We’ll start by adding the Google Guava library dependency in the pom.xml:
<dependency>
<groupId>com.google.guava</groupId>
<artifactId>guava</artifactId>
<version>32.1.3-jre</version>
</dependency>The latest version of the dependency can be checked here.
ClassToInstanceMap interface has two implementations: a mutable and an immutable one.

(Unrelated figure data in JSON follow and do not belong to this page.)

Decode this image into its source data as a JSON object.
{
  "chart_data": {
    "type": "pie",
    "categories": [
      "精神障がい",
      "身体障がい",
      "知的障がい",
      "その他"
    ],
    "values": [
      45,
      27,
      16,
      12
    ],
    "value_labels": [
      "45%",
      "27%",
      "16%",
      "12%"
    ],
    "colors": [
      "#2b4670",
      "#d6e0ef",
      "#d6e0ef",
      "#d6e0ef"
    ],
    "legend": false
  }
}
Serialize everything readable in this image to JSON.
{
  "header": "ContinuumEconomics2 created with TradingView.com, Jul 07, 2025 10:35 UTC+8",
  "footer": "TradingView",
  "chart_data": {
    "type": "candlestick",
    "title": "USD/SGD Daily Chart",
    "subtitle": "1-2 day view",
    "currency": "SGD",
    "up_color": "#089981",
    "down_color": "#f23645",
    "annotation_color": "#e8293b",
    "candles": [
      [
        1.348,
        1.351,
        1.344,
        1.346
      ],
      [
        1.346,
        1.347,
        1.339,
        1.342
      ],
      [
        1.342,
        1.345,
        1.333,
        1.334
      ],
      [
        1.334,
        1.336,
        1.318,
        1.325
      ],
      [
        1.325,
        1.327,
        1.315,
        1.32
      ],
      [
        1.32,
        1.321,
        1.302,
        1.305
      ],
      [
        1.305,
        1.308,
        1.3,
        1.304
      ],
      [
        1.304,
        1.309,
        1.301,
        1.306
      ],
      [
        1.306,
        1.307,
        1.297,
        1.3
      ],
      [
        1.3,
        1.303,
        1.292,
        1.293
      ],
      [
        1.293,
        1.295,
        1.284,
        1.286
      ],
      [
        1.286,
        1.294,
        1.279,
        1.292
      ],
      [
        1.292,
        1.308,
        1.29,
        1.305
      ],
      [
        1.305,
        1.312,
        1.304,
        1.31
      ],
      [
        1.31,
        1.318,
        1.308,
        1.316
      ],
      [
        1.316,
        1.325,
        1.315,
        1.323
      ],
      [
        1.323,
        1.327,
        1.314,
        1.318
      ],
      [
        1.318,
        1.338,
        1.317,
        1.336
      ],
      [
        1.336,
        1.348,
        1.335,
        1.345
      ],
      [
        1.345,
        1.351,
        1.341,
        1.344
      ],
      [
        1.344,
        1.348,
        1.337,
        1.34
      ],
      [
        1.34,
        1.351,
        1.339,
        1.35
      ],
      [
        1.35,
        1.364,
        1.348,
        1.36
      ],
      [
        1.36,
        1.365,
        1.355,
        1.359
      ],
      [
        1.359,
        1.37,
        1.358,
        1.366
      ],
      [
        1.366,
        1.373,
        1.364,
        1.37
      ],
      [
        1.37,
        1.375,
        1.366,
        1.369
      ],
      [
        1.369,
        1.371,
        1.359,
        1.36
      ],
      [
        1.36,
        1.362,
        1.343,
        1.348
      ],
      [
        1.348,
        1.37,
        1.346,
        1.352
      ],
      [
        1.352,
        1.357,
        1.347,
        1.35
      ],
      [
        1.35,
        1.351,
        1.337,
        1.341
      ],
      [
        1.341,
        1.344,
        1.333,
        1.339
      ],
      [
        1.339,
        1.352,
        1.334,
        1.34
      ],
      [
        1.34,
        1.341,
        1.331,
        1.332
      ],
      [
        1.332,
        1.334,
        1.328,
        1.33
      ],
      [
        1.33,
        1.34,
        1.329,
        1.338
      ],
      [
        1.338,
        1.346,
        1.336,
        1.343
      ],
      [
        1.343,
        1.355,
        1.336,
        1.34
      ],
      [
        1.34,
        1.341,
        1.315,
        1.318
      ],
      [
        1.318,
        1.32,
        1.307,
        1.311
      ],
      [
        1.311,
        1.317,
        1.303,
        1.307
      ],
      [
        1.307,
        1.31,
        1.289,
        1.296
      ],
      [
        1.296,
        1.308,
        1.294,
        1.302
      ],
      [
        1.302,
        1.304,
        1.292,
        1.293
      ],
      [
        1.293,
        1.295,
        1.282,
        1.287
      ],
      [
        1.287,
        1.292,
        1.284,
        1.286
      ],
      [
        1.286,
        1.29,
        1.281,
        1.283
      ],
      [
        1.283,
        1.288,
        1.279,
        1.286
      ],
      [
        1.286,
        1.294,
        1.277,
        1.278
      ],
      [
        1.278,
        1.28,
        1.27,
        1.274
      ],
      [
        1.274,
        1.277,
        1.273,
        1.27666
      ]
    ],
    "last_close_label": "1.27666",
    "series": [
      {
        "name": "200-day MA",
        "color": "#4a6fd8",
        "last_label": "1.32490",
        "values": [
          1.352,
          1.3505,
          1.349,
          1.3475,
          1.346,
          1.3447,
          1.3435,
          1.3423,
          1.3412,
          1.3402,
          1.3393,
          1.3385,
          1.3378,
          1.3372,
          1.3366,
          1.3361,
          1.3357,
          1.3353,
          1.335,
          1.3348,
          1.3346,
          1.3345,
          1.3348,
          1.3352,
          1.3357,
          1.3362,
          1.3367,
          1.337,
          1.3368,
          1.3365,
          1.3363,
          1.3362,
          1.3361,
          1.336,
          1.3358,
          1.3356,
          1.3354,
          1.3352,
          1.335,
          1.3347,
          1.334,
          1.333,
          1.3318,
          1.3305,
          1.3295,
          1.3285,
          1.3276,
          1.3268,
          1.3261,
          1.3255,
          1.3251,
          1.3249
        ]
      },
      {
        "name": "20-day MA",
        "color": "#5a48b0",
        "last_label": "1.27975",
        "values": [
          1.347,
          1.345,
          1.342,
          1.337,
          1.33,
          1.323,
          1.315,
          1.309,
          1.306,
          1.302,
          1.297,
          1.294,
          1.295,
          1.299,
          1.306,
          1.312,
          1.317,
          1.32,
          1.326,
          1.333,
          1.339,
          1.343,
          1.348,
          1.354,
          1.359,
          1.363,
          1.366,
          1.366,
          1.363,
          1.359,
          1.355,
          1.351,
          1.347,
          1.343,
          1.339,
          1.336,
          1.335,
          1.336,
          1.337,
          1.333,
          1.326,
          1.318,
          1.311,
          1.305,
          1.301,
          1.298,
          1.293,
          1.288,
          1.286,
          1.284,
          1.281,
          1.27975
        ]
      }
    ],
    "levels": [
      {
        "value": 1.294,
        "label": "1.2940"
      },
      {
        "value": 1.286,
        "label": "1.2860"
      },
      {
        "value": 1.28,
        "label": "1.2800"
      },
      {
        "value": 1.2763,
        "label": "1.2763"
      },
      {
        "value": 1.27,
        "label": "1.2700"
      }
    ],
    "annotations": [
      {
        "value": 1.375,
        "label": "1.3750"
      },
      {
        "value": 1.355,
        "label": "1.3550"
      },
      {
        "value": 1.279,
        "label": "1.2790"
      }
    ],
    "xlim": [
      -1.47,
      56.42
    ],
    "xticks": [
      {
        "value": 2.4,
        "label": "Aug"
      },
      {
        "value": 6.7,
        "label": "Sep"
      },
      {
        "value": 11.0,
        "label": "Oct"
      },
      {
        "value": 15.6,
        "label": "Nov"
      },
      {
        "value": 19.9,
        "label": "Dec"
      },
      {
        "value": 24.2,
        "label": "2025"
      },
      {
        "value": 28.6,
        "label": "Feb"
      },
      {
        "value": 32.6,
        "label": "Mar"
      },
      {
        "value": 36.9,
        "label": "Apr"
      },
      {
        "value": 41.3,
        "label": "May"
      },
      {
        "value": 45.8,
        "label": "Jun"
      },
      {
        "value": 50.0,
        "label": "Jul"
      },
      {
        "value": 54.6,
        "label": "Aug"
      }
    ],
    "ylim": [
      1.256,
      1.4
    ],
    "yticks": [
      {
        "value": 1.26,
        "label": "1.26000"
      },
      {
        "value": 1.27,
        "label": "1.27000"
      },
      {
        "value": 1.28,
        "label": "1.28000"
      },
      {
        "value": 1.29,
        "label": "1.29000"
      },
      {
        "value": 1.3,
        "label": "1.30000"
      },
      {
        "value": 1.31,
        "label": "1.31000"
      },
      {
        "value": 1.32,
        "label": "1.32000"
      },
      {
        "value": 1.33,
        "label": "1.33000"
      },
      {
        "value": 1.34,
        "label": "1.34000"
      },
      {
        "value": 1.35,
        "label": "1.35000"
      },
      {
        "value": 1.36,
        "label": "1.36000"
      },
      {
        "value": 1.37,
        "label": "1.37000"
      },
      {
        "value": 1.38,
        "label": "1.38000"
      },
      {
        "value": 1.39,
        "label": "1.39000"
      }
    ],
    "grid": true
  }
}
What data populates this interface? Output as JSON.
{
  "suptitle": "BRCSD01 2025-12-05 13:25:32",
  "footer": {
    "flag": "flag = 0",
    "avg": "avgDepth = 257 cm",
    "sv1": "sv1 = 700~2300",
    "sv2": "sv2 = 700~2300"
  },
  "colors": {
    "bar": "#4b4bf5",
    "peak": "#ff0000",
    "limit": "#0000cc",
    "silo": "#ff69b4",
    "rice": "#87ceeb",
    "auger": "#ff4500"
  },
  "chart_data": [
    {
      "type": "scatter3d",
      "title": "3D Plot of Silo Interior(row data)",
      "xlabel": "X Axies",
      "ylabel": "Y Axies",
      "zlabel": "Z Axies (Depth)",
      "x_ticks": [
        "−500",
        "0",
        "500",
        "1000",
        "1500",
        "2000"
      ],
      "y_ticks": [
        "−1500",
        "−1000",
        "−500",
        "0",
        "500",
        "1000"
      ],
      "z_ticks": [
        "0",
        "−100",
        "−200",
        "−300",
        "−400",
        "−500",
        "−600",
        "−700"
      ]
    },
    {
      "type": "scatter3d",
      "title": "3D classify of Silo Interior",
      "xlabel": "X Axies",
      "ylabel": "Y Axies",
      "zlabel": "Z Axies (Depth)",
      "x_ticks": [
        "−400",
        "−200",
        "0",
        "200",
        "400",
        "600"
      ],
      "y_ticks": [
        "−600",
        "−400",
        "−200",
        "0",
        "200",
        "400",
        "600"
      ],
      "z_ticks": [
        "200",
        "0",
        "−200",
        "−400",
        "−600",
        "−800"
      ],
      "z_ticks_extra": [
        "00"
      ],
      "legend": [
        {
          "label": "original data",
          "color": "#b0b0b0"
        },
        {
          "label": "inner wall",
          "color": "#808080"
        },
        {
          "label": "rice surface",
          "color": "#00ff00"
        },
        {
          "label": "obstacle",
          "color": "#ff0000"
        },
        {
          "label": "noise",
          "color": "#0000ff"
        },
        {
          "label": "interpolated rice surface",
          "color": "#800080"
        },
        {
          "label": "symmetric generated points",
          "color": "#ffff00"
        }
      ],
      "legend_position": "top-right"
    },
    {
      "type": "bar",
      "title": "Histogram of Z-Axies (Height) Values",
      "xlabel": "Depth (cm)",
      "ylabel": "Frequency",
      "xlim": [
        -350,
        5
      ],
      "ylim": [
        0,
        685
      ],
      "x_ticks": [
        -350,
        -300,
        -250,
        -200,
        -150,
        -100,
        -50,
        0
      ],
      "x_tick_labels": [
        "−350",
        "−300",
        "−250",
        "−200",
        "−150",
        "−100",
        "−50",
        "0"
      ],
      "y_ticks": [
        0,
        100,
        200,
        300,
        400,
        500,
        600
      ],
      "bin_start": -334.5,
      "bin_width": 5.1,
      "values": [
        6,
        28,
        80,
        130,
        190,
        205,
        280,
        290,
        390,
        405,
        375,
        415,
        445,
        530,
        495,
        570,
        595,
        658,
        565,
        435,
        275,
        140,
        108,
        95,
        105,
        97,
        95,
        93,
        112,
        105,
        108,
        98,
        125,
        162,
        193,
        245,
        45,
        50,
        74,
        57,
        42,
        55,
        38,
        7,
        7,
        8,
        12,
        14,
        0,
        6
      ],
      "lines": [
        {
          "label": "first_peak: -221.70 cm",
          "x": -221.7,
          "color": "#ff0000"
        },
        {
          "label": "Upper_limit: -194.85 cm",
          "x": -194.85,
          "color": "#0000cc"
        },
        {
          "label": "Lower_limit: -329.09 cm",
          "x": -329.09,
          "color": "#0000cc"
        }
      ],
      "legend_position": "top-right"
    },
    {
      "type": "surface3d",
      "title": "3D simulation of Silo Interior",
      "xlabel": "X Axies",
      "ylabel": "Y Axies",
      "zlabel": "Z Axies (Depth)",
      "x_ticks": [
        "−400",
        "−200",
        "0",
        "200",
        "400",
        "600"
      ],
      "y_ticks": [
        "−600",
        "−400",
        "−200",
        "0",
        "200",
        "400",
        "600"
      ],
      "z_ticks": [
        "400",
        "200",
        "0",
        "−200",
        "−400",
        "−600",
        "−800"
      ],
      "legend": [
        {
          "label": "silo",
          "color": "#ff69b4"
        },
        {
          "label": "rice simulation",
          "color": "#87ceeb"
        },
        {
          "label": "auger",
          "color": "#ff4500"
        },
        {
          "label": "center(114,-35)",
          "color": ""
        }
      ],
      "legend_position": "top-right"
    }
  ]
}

Let’s have a look at each of them separately.
3. Creating an ImmutableClassToInstanceMap
We can create an instance of ImmutableClassToInstanceMap in a number of ways:
- using the of() method to create an empty map:
ImmutableClassToInstanceMap.of() - using the of(Class<T> type, T value) method to create a single entry map:
ImmutableClassToInstanceMap.of(Save.class, new Save()); - using copyOf() method which accepts another map as a parameter. It will create a map with the same entries as map provided as the parameter:
ImmutableClassToInstanceMap.copyOf(someMap) - using the builder:
ImmutableClassToInstanceMap.<Action>builder() .put(Save.class, new Save()) .put(Open.class, new Open()) .put(Delete.class, new Delete()) .build();
4. Creating a MutableClassToInstanceMap
We can also create an instance of MutableClassToInstanceMap:
- using the create() method which makes an instance backed by HashMap:
MutableClassToInstanceMap.create(); - using the create(Map<Class<? extends B>, B> backingMap) which makes an instance backed by the provided empty map:
MutableClassToInstanceMap.create(new HashMap());
5. Usage
Let’s have a look how to use the two new methods that are added to the regular Map interface:
- first method is <T extends B> T getInstance(Class<T> type):
Action openAction = map.get(Open.class); Delete deleteAction = map.getInstance(Delete.class); - second method is <T extends B> T putInstance(Class<T> type, @Nullable T value):
Action newOpen = map.put(Open.class, new Open()); Delete newDelete = map.putInstance(Delete.class, new Delete());
6. Conclusion
In this quick tutorial, we showed examples how to use ClassToInstanceMap from the Guava library.